München, 05.11.2019 | 09:10 | lvo

Ganz Europa muss sich auf ungemütliche Tage und sibirische Kälte einstellen. Grund ist Sturm Amelie, der zunächst die Britischen Inseln trifft und sich schließlich über Mitteleuropa bis nach Spanien, Italien und die Balkanhalbinsel ausbreitet. Hinzu kommt ein Temperaturabfall von bis zu zehn Grad Celsius unter dem Novemberdurchschnitt, der stellenweise zu Schnee und Frost führen kann. Örtlich muss daher mit kurzfristigen Straßensperrungen gerechnet werden, auch wetterbedingte Flugverspätungen oder –ausfälle sowie lokale Einschränkungen der touristischen Infrastruktur sind nicht auszuschließen.


Sturm und Unwetter
Herbststurm Amelie bringt Regen, Wind und Kälte nach Europa.
In weiten Teilen Frankreichs, Italiens und Spaniens herrscht bereits eine Unwetterwarnung. Hier fegen bereits seit dem Wochenende Starkwind und heftige Schauer übers Land. Diese sollen sich Angaben mehrerer Wetterdienste zufolge weiter verstärken. In Spanien gilt die Warnstufe Orange insbesondere für den Norden des Landes. Auch für den Westen der Balearen, auf Ibiza, wurde die Warnstufe Gelb erklärt. In Frankreich ist insbesondere im Süden und Westen des Landes auf die Wetterlage zu achten. Urlauber in Italien sollten allerorts aufmerksam sein: Die zweithöchste Unwetterwarnstufe Rot wurde nahezu im ganzen Land ausgerufen.

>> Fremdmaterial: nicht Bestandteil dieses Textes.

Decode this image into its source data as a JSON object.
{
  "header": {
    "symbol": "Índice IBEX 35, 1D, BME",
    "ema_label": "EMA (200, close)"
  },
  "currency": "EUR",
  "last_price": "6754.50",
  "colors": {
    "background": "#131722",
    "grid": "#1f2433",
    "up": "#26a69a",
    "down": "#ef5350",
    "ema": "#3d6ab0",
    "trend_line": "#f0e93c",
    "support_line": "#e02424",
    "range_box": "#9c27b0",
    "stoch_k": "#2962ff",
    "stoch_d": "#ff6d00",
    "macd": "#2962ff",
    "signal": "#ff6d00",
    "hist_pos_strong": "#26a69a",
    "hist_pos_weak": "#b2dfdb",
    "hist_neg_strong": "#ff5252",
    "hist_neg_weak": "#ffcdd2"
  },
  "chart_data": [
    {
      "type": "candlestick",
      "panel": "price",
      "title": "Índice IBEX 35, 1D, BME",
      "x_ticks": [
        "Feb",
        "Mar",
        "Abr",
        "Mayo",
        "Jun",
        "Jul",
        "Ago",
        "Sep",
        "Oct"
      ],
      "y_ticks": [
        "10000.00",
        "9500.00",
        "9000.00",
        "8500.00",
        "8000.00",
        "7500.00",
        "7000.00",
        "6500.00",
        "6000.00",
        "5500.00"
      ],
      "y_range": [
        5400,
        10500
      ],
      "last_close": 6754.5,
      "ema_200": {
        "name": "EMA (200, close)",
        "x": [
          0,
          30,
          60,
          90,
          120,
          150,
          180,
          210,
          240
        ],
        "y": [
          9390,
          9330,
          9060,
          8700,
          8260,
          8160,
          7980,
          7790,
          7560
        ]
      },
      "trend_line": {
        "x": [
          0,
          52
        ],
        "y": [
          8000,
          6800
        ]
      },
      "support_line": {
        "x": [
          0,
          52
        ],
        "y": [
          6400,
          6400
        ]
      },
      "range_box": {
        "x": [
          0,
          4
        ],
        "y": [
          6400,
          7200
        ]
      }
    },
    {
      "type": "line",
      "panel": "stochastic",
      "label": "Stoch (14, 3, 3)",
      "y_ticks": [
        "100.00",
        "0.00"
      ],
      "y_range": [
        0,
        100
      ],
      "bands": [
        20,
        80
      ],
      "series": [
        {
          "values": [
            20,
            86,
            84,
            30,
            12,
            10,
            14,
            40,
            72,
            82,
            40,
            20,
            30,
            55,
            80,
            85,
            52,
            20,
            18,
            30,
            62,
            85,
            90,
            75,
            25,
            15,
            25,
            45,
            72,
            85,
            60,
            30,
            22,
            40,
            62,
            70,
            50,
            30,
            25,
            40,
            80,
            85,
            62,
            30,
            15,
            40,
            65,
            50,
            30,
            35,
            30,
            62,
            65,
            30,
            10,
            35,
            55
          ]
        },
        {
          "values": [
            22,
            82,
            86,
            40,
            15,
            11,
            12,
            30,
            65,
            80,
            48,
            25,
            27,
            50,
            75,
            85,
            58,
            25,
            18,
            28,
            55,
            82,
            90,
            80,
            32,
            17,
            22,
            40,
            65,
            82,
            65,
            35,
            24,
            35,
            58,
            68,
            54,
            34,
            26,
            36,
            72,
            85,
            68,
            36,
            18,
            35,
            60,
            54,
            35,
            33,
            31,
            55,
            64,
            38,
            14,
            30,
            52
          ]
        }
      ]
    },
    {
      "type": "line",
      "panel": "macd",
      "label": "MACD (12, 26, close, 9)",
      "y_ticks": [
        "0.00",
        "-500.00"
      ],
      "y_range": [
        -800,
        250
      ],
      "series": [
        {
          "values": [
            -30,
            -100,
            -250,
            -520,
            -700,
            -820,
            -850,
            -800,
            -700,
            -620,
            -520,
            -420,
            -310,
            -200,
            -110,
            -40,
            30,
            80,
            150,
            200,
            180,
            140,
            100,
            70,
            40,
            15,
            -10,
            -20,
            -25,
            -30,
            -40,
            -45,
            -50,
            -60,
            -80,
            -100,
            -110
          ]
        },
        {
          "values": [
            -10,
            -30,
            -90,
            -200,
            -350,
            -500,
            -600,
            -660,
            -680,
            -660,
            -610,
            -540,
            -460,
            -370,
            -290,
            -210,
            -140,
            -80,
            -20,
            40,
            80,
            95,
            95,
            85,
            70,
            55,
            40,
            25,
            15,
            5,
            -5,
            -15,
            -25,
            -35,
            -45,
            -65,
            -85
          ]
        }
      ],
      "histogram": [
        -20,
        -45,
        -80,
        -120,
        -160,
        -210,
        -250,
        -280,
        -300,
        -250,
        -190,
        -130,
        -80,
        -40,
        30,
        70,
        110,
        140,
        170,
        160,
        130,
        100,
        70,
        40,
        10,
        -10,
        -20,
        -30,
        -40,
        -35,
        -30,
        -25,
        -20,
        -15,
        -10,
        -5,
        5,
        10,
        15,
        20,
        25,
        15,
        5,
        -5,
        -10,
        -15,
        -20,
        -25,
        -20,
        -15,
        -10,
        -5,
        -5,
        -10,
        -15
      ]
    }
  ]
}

Sturm Amelie ist aus den Überresten des Atlantikhurrikans Pablo entstanden. Dieser hatte zunächst die Britischen Inseln mit extremem Seegang, heftigem Regen und Starkwind gebeutelt. Im weiteren Verlauf bewegt sich das Unwetter am Dienstag über die Adria auf die Balkanhalbinsel zu. Auch hier ist schließlich mit Sturzfluten und Unwettern zu rechnen.